About this book
In this book a reference architecture is introduced enhancing the security of the services offered in the information and communication technology (ICT) market. Customers will be able to compare offerings and to assess risks associated with using third-party ICT services including cloud computing and mobile services. Service providers are provided with a comprehensive blueprint for security implementation and maintenance covering service portfolio management, bid phases and realization projects as well as the service delivery management. The architecture is thoroughly modular and hierarchical. It contains a security taxonomy that organizes all aspects of modern industrialized ICT production. The book also describes a wealth of security measures derived from real-world challenges in ICT production and service management.

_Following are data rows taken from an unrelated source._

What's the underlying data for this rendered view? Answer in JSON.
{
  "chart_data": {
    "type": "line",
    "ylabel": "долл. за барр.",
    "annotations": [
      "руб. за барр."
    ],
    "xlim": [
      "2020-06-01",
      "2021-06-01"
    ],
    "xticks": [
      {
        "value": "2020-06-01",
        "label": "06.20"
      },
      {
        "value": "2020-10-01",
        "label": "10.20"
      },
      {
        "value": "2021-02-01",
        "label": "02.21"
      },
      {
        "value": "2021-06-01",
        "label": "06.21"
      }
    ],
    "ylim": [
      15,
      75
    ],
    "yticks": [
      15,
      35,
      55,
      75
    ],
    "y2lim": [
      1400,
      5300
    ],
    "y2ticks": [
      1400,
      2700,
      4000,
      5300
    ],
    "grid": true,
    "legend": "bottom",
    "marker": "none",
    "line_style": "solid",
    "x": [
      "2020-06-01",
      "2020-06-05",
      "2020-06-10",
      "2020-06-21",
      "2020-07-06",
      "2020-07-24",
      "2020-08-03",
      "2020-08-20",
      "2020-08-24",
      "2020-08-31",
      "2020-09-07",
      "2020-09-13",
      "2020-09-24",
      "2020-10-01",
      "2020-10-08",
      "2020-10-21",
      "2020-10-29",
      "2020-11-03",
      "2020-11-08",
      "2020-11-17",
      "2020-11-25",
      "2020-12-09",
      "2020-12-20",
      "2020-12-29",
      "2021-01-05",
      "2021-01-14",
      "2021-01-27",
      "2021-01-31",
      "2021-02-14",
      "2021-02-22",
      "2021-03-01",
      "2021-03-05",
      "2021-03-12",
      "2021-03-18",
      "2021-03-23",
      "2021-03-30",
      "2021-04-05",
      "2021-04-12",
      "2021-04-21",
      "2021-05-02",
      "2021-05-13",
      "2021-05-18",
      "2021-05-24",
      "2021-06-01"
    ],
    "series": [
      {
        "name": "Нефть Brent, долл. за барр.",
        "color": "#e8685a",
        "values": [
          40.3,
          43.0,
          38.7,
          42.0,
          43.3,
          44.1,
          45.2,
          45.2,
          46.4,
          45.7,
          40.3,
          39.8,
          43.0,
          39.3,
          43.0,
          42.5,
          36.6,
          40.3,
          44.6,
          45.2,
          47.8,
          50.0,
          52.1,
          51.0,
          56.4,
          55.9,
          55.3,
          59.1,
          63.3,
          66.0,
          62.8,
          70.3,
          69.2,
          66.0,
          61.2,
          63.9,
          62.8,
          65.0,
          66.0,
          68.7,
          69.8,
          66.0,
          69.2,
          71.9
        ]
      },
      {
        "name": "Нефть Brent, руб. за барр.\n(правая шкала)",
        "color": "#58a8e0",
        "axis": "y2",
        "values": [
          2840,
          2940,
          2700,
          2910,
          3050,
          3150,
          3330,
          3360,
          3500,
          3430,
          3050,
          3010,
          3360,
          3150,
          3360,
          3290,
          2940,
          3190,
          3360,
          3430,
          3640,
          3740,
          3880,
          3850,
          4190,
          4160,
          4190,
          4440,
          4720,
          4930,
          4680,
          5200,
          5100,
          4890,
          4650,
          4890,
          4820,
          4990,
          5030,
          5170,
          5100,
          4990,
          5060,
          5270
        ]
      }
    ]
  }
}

Security, assurance and the division of labor – Framework, Industrialization concept – Work areas, Collaboration model, Hierarchy of security standards, Usage model – Security taxonomy: Derivation, Map, Content, Specification concept – Production security in practice: Evidence and customer relation, Service management, ICT service access, IT service production, Certification and risk management - Customer fulfillment model, Compliance attainment model – Rollout process
IT managers and architects of user organizations and ICT service providers, Security managers, Portfolio and process managers, Consultants and auditors, Employees in IT functions being concerned with security, anyone interested in industrialized ICT production
About the Authors
Eberhard von Faber has more than 20 years industrial experience in information security. His workspace at T-Systems is Security Strategy and Executive Consulting. He is also a professor at Brandenburg University of Applied Science.
Wolfgang Behnsen is Senior Security Manager at T-Systems. He worked in several roles in information security management. He holds several recognized security certificates and is member of diverse associations.